Она выпрямилась и пошла обратно к заводям. Занятая своими мыслями, вскоре она забыла о старике. Ей нравился этот час, когда день достигал зенита, и приятные мысли и ощущения переполняли ее. Эта чудесная девочка, которая там сторожит, как она мила, как по-молодому нетерпелива… ах, горячая вода… вот искупаюсь и… у нас по крайней мере два дня в запасе… напитка в изобилии, бодрящего, крепкого…
– А выпить я люблю, – сказала она вслух, сокрушенно, как раньше о еде.
Вырвались у нее эти слова, и тут же она вспомнила о том, о чем Пчелы, дети, сторожевая площадка на вершине горы и старик Леопард помогли забыть на время. Неприятное ощущение в плече. Оно переросло в боль, вытеснило остальные мысли, и лишь усилием воли ей удалось удержать на лице обольстительную улыбку. «Я приятно улыбаюсь – как кошка, жующая целебную травку!» – подумала она.
Так она стояла, стараясь обольстить улыбкой воду, в страхе, что вода не оправдает надежд и не вылечит плечо. Она посмотрела на вереницу заводей, уходящих наверх, к прозрачному туману над вершиной горы, на другую гору за нею, окутанную облаками испарений. Облака вздымались огромными клубами, образованные струями пара, которые тут и там вырывались из пятен красного и желтого налета на черном граните проталин в снежных шапках вершин. Ей почудилось, что горы смотрят на нее. Она спрятала лицо в ладони, но тут же заставила себя взглянуть на горы – не подобает отводить глаза, если ты не просто Пальма, но Та, Кто Дает Имена Женщинам; и горы снова стали обыкновенными горами, и боль вернулась.

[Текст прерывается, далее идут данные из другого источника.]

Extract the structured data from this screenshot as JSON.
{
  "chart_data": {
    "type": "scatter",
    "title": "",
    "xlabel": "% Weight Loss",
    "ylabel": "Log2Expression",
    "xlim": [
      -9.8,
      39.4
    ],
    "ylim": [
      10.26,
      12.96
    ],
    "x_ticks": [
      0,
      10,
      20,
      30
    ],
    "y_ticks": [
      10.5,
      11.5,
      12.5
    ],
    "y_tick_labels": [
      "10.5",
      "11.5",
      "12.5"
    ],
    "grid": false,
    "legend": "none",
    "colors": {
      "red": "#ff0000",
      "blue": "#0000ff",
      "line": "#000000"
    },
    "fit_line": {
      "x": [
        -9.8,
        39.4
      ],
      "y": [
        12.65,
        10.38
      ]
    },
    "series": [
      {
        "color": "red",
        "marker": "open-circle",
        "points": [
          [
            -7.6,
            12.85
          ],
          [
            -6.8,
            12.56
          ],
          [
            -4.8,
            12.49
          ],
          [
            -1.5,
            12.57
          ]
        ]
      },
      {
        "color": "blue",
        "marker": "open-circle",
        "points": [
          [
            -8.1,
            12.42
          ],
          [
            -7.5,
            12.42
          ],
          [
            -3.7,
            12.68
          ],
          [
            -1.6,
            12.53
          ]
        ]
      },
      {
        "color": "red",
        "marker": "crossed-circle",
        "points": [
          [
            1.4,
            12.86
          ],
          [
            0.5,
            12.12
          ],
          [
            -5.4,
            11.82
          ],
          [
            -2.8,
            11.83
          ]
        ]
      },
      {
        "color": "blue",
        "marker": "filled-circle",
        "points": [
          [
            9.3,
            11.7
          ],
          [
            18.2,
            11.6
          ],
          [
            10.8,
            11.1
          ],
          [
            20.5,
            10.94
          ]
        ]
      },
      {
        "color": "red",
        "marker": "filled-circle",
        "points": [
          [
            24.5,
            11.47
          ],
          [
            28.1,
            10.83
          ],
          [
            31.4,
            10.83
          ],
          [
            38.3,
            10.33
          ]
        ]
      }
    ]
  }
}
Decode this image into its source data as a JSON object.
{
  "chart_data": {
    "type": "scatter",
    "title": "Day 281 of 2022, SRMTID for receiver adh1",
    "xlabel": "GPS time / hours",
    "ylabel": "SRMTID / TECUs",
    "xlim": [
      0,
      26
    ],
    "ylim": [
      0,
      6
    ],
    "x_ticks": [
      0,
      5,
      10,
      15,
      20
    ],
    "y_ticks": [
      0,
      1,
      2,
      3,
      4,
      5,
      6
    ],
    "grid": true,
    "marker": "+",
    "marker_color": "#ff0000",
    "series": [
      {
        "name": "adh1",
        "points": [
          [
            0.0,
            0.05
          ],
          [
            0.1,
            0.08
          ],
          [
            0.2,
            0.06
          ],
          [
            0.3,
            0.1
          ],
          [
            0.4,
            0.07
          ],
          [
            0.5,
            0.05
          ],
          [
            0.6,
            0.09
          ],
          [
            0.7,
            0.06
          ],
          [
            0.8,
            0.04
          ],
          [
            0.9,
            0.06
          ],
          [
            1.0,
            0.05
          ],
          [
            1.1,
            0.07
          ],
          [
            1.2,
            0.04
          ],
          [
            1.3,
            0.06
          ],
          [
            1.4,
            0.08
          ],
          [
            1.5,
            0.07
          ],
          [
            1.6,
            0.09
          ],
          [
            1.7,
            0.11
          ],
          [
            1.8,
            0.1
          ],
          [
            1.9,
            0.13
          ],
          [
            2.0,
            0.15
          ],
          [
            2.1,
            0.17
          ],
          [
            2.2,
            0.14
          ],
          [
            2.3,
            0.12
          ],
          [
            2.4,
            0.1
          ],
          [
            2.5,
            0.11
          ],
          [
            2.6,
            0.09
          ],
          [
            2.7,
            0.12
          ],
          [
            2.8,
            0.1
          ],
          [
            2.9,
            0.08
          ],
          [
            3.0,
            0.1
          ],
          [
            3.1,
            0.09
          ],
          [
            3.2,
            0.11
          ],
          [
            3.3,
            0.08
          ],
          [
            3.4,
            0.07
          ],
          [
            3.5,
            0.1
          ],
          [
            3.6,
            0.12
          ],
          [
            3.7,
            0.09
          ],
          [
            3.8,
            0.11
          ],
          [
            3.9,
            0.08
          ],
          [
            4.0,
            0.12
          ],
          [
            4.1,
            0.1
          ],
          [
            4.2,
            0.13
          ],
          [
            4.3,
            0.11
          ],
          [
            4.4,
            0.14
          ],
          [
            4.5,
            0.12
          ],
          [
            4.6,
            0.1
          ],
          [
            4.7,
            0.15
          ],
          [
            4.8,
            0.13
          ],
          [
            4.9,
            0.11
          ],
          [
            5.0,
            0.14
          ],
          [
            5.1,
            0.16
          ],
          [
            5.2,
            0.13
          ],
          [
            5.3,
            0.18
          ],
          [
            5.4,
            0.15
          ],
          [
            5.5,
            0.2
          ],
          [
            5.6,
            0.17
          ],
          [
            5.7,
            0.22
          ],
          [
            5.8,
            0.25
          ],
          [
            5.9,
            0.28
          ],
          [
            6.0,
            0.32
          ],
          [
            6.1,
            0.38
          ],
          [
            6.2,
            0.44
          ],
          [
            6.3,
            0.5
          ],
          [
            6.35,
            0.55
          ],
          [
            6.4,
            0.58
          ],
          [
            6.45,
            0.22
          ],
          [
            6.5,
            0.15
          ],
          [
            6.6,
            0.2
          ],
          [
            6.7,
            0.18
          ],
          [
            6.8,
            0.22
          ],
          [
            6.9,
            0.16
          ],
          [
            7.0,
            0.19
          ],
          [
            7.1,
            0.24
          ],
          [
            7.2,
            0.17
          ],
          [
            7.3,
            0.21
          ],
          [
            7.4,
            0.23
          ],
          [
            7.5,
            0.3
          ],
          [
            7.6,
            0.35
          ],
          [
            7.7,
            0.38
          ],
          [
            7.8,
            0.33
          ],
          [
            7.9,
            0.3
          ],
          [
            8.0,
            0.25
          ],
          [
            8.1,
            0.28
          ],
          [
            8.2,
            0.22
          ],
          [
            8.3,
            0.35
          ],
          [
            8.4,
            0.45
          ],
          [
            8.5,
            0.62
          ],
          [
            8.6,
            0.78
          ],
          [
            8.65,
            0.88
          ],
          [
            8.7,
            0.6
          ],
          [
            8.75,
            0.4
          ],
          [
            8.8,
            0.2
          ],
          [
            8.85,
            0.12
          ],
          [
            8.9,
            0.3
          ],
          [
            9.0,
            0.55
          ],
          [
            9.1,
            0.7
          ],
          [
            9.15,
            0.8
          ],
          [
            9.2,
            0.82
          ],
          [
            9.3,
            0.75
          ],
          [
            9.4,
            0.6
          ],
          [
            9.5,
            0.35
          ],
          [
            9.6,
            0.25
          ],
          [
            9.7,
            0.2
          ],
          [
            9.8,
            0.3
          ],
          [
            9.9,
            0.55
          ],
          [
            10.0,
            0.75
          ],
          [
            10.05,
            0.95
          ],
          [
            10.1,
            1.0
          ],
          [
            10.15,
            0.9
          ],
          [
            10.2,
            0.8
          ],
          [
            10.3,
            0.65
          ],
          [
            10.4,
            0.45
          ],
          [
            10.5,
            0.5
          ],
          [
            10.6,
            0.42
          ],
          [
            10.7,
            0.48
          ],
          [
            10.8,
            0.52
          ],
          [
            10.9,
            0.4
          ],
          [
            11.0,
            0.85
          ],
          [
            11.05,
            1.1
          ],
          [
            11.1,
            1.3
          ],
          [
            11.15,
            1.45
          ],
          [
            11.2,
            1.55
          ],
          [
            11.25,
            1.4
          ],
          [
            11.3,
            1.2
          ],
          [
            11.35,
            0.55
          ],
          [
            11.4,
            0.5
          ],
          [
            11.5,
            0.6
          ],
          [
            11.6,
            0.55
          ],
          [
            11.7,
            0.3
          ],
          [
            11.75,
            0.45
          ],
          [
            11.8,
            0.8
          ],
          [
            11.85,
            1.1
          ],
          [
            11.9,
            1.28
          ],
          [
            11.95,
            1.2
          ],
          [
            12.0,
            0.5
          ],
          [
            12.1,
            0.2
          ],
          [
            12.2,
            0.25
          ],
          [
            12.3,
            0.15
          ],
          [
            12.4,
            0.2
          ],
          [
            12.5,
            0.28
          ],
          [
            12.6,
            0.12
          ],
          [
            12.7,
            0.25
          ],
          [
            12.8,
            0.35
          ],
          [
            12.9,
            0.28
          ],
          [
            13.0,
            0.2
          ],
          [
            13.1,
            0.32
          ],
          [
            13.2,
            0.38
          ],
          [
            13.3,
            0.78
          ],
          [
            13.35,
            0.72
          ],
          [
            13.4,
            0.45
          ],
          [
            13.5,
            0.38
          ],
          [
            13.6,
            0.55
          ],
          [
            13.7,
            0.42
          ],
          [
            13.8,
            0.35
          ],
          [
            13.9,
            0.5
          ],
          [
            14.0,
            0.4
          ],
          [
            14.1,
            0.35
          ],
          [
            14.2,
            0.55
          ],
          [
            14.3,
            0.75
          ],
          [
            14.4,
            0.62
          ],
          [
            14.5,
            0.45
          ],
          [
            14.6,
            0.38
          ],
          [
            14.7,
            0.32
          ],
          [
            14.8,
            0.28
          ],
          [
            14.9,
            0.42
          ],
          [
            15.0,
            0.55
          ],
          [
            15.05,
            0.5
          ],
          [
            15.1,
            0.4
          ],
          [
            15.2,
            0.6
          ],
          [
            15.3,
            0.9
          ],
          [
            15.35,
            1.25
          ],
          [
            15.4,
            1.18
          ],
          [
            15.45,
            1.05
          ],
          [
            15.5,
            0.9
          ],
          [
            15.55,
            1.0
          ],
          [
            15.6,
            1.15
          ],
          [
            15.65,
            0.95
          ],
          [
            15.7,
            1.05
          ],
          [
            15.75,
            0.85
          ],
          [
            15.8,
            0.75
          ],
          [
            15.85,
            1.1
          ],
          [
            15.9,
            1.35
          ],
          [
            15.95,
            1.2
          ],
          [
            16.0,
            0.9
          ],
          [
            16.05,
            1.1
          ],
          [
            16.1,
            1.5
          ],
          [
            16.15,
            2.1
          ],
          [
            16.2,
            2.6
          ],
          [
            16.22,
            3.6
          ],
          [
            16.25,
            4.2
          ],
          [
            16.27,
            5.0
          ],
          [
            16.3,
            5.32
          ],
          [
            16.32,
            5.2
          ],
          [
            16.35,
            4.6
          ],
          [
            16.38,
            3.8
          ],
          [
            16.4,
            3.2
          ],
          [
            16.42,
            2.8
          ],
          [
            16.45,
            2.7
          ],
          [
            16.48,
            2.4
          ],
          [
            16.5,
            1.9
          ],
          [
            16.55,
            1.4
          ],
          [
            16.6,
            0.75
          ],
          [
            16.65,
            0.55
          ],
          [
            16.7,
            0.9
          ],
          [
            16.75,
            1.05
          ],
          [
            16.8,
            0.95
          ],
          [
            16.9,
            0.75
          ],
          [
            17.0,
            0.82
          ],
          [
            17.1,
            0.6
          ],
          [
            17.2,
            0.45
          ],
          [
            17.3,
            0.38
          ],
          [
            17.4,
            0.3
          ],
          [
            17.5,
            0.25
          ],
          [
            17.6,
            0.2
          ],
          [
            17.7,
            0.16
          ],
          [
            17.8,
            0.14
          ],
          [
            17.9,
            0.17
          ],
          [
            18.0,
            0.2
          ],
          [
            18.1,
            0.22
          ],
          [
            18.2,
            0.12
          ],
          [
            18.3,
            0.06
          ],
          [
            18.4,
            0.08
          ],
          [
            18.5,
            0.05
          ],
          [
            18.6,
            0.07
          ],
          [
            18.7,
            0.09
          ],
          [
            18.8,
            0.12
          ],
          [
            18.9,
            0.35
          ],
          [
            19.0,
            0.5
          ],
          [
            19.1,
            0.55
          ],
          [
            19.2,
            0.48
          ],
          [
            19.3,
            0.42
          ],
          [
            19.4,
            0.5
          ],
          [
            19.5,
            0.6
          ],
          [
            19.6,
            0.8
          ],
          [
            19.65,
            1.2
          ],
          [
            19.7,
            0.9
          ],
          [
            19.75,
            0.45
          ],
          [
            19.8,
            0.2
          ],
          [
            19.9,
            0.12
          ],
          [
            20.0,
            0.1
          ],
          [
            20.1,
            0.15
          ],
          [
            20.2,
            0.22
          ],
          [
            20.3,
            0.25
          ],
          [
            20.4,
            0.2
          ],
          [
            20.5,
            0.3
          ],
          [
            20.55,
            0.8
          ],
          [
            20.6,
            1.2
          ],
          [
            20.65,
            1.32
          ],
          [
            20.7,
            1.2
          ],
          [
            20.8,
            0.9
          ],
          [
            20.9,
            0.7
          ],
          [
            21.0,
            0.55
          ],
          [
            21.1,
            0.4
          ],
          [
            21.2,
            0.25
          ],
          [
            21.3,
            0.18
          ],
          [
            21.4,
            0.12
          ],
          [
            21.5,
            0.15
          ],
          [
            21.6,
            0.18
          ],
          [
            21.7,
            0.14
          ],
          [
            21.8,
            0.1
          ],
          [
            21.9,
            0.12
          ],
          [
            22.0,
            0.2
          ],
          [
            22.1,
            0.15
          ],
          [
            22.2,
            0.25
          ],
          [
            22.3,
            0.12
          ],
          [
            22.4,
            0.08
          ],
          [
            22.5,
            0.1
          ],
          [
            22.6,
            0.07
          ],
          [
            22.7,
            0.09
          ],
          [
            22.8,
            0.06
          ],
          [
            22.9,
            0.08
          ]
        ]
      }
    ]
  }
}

– Я еще достаточно молода, чтобы иметь ребенка. Может быть, когда мужчины вернутся…
Она метнула взгляд по сторонам, но никого из мужчин поблизости не было – даже какого-нибудь дряхлого Леопарда, только и способного, что лежать, подремывая, на солнышке, даже какого-нибудь мальчишки, который мог бы запомнить, что сказала Дающая Имена Женщинам. Никого не было, кто мог бы услышать ее. Она отняла ладони от лица и полезла по склону к заводи.
Они располагались немного, может быть на локоть, одна выше другой. Вода, наполняя до краев верхнюю, переливалась тонкой струйкой через гладкий каменный край в нижнюю, и так до самого подножия горы. Временами струйка становилась толще и бежала быстрей, как бы по изменчивому настроению недр; но всегда заводи были полны. Это многоводие радовало Пальму, которая воспринимала полные до краев заводи как богатство, изобилие, как щедрость источников. Она была благодарна воде без того, чтобы относиться к ней как к живому существу. Вода манила, звала окунуться. Пальма развязала тесемки травяной юбочки, и та упала к ее ногам. Потом, приподняв на шее распущенные волосы, сняла бусы из гремящих раковин. Положив их на камень, она не поспешила сразу же погружаться в целительный жар воды, но опустилась на колени, отбросила длинные пряди волос на спину и заглянула в нижнюю, более прохладную заводь. Повернулась так, чтобы на нее падало солнце, и, затаив дыхание, стала всматриваться в лицо, что всплывало к ней из темной глубины.